Tuesday, September 28, 2010

Consumer Confidence At Recession Levels Again

The 'Helicopter Economics Investing Guide' is meant to help educate people on how to make profitable investing choices in the current economic environment. We have coined this term to describe the current monetary and fiscal policies of the U.S. government, which involve unprecedented money printing. This is the official blog of the New York Investing meetup.


September consumer confidence dropped to 48.5 from a lower revised 53.2 in August. The number was below analyst expectations. Stocks dipped sharply on the news.

The latest confidence numbers from the Conference Board show the disconnect between consumer perception of the U.S. economy and the spin being presented by officialdom is getting wider and wider. A confidence number of 90 or above indicates a positive view on the economy. The current number is lower than the lowest number from the 2001 recession. It is in fact barely above the lowest number recorded during any recessionary period since 1980, except for the recent Great Recession. Yet, government officials and the mainstream media keep telling us that the U.S. economy is in recovery. Based on their own experiences, American consumers aren't buying it.

The current conditions number for September came in at a close to a rock bottom 23.1. This view on the current state of the economy has yet to make any significant move up since the Credit Crisis in 2008. What caused the overall consumer confidence numbers to rise in the last year was the expectations component, which represents consumers' view of what the U.S. economy will be like in the future. After an onslaught of 'the economy is on the road to recovery' propaganda emanating from Washington, D.C. and dutifully repeated by the mainstream media, American consumers in 2009 started becoming increasingly confident that a better economy was waiting for them down the road. After not seeing this happen month after month after month after month after month after month, consumers are starting to have their doubts though. The expectations number fell from 72.0 in August to 65.4 in September. If it remains on its current trajectory, the overall confidence number will get back to where it was during the Credit Crisis.

Consumer spending accounts for 72% of GDP. Consumers without confidence don't spend. Consumers without jobs and credit don't spend either. Nevertheless, the government has consistently reported an increase in consumer spending taking place while total wages and salaries have fallen and available consumer credit has been reduced. The savings rate is higher than it used to be as well, which should lower consumer spending even more. But the rules of arithmetic and economics are different in Washington, D.C. than they are in the rest of the universe (the only other known exceptions are in government statistical offices in other world capitals). For some reason American consumers are choosing to view the world as they see it instead of accepting fanciful claims from the Washington con machine. If this continues, even stock traders might eventually catch on.

Disclosure: No positions.

Daryl Montgomery
Organizer, New York Investing meetup
http://investing.meetup.com/21

This posting is editorial opinion. There is no intention to endorse the purchase or sale of any security.

2 comments:

FRF.Assoc said...

Excellent blog! I think that the U.S. consumer is tapped out.

On the BBC news site I noticed a couple of days ago that a high government official in Britain was encouraging those with savings to spend more, since the savings rates were so low. Right.
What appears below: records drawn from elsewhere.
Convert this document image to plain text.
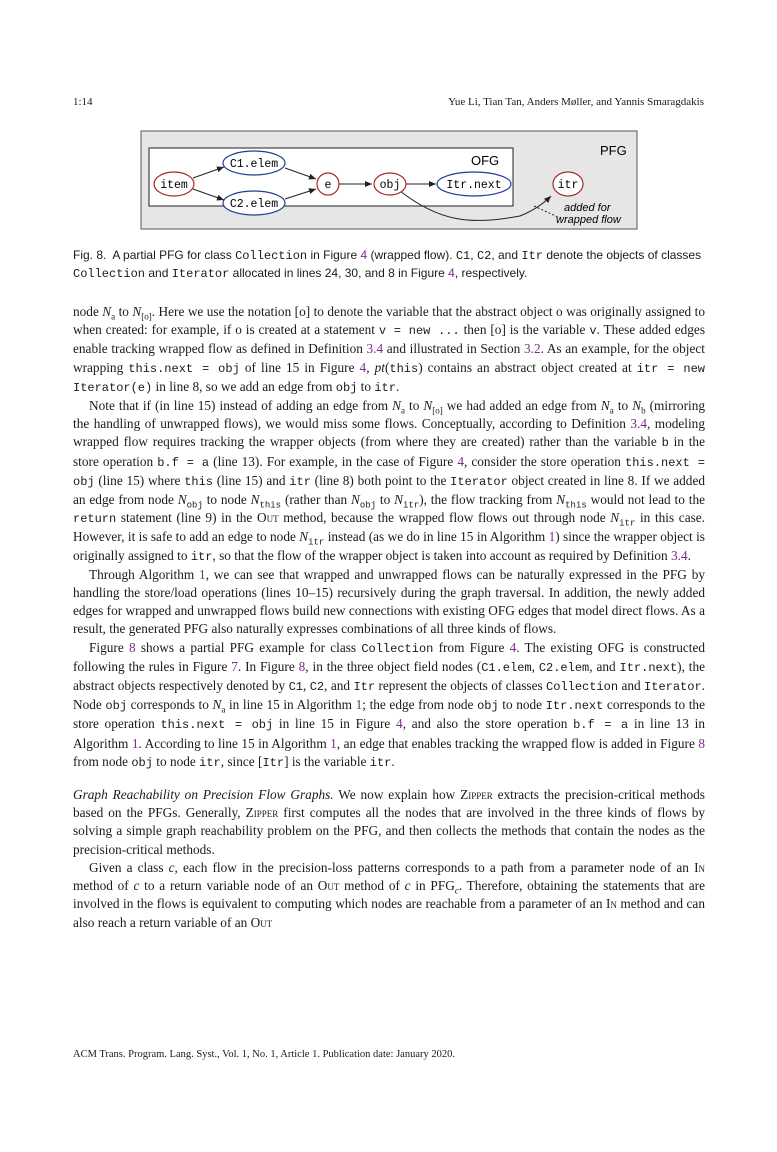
1:14	Yue Li, Tian Tan, Anders Møller, and Yannis Smaragdakis
PFG
OFG
item
C1.elem
C2.elem
e	obj	Itr.next	itr
added for
wrapped flow
Fig. 8. A partial PFG for class Collection in Figure 4 (wrapped flow). C1, C2, and Itr denote the objects of classes Collection and Iterator allocated in lines 24, 30, and 8 in Figure 4, respectively.

node $N_a$ to $N_{[o]}$. Here we use the notation [o] to denote the variable that the abstract object o was originally assigned to when created: for example, if o is created at a statement v = new ... then [o] is the variable v. These added edges enable tracking wrapped flow as defined in Definition 3.4 and illustrated in Section 3.2. As an example, for the object wrapping this.next = obj of line 15 in Figure 4, pt(this) contains an abstract object created at itr = new Iterator(e) in line 8, so we add an edge from obj to itr.

Note that if (in line 15) instead of adding an edge from $N_a$ to $N_{[o]}$ we had added an edge from $N_a$ to $N_b$ (mirroring the handling of unwrapped flows), we would miss some flows. Conceptually, according to Definition 3.4, modeling wrapped flow requires tracking the wrapper objects (from where they are created) rather than the variable b in the store operation b.f = a (line 13). For example, in the case of Figure 4, consider the store operation this.next = obj (line 15) where this (line 15) and itr (line 8) both point to the Iterator object created in line 8. If we added an edge from node $N_{obj}$ to node $N_{this}$ (rather than $N_{obj}$ to $N_{itr}$), the flow tracking from $N_{this}$ would not lead to the return statement (line 9) in the Out method, because the wrapped flow flows out through node $N_{itr}$ in this case. However, it is safe to add an edge to node $N_{itr}$ instead (as we do in line 15 in Algorithm 1) since the wrapper object is originally assigned to itr, so that the flow of the wrapper object is taken into account as required by Definition 3.4.

Through Algorithm 1, we can see that wrapped and unwrapped flows can be naturally expressed in the PFG by handling the store/load operations (lines 10–15) recursively during the graph traversal. In addition, the newly added edges for wrapped and unwrapped flows build new connections with existing OFG edges that model direct flows. As a result, the generated PFG also naturally expresses combinations of all three kinds of flows.

Figure 8 shows a partial PFG example for class Collection from Figure 4. The existing OFG is constructed following the rules in Figure 7. In Figure 8, in the three object field nodes (C1.elem, C2.elem, and Itr.next), the abstract objects respectively denoted by C1, C2, and Itr represent the objects of classes Collection and Iterator. Node obj corresponds to $N_a$ in line 15 in Algorithm 1; the edge from node obj to node Itr.next corresponds to the store operation this.next = obj in line 15 in Figure 4, and also the store operation b.f = a in line 13 in Algorithm 1. According to line 15 in Algorithm 1, an edge that enables tracking the wrapped flow is added in Figure 8 from node obj to node itr, since [Itr] is the variable itr.

Graph Reachability on Precision Flow Graphs. We now explain how Zipper extracts the precision-critical methods based on the PFGs. Generally, Zipper first computes all the nodes that are involved in the three kinds of flows by solving a simple graph reachability problem on the PFG, and then collects the methods that contain the nodes as the precision-critical methods.

Given a class c, each flow in the precision-loss patterns corresponds to a path from a parameter node of an In method of c to a return variable node of an Out method of c in $PFG_c$. Therefore, obtaining the statements that are involved in the flows is equivalent to computing which nodes are reachable from a parameter of an In method and can also reach a return variable of an Out

ACM Trans. Program. Lang. Syst., Vol. 1, No. 1, Article 1. Publication date: January 2020.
I'll bet they just can't wait to spend their retirement assets a gesture of kindness for those who so greatly contributed to the present crisis.

Sorry, but it's hard not to be cynical when those in authority give self-serving advice to those who work on when to spend their money.

It reminded me of ex-Pres. Bush encouraging everyone to spend to get the economy going. |B^)

Does anyone else see this obsessive spend-more model being the sole driver of the economy as a problem besides me?

Limited resources, exploding population, and ever-increasing resource depletion, used to produce mostly disposable products, on a race to where, again? I forget.

It seems to be headed for work ever harder so that you can support those that were lucky enough to retire before you!

Make all the illegals that are working, and have families with children who are U.S. born citizens, legal so that our population can at least support those who have already retired on Social Security.

I doubt that it will happen during a downturn, and this downturn will be protracted, unless Bernanke prints enough money to pay off the debts of everyone, which would, of course, guarantee hyper-inflation.